Clarity will be served if we distinguish the specifically Epicurean reason for thinking death not an evil from another reason which is actually anti-Epicurean. I'll start with the second reason.
A. Death is not an evil because it removes us from a condition which on balance is not good, a condition which on balance is worse than nonexistence. This is the wisdom of Silenus, reported by Sophocles (Oedipus at Colonus, ll. 1244 ff.) and quoted by Nietzsche in The Birth ofTragedy, section 3:
There is an ancient story that King Midas hunted in the forest a long time for the wise Silenus, the companion of Dionysus, without capturing him. When Silenus at last fell into his hands, the king asked what was the best and most desirable of all things for man. Fixed and immovable, the demigod said not a word, till at last, urged by the king, he gave a shrill laugh and broke out into these words: "O wretched ephemeral race, children of chance and misery, why do you compel me to tell you what it would be most expedient for you not to hear?

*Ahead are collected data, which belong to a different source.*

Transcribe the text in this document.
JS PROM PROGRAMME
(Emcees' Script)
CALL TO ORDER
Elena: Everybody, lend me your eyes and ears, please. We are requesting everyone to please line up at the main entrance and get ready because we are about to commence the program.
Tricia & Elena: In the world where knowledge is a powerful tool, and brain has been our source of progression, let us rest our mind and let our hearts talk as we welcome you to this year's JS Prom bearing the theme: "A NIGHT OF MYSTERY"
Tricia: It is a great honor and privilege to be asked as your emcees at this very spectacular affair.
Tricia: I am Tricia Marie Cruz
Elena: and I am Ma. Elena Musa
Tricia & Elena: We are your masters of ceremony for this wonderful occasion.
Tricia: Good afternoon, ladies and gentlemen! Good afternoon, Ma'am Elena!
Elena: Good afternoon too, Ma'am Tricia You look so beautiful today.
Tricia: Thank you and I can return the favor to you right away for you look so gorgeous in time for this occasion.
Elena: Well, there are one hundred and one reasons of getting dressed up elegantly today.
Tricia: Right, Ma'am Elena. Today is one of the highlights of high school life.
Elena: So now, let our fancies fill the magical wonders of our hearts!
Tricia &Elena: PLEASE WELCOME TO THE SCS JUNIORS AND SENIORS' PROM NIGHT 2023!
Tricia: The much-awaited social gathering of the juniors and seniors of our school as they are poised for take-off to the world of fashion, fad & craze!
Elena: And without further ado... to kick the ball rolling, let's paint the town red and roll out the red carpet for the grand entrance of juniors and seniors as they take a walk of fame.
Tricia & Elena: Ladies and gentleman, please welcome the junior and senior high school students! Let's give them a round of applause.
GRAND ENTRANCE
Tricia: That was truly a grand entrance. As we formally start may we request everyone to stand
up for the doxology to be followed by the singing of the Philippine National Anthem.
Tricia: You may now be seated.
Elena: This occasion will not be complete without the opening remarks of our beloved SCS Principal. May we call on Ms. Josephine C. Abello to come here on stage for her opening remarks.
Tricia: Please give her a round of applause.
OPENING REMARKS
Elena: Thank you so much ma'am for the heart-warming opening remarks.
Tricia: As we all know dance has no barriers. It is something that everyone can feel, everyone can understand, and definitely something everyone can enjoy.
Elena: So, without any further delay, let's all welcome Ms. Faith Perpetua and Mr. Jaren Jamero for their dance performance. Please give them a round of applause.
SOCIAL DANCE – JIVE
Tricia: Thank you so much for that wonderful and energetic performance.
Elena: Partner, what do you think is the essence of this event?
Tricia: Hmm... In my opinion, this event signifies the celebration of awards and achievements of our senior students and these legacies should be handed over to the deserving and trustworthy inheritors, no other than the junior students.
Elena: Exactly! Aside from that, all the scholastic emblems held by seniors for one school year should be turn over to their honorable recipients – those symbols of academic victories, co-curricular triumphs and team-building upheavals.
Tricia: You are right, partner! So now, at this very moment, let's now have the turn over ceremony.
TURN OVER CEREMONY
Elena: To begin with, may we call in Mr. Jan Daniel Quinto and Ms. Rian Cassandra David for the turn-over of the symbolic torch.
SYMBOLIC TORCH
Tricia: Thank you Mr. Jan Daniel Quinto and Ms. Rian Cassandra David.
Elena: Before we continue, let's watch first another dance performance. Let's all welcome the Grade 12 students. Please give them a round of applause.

What is best of all is utterly beyond your reach: not to be born, not to be, to be nothing. But the second best for you is -- to die soon."
B. Death is not an evil for the one who dies because when death is, one is not, and when one is, death is not. My being dead is not an evil state of affairs because there is no such state of affairs (STOA) as my being dead. Since there is no such STOA, there is no bearer of the property of being evil. If this property has a bearer it cannot be an individual or a property but must be a STOA.
And so the Epicurean line is consistent with life affirmation. The Epicurean is not saying that being dead is good and being alive evil; he is saying that being dead is not evil because axiologically neutral. The Epicurean is therefore also committed to saying that being dead is not a good.
The first reason is axiological, the second ontological. The Silenian pessimist renders a negative value verdict on life as a whole: it's no good, better never to have been born, with second best being to die young. By contrast, the Epicurean's point is that the ontology of the situation makes it impossible for death to be an evil for the one who has died.
This reinforces my earlier conclusion that there is nothing nihilistic about the Epicurean position.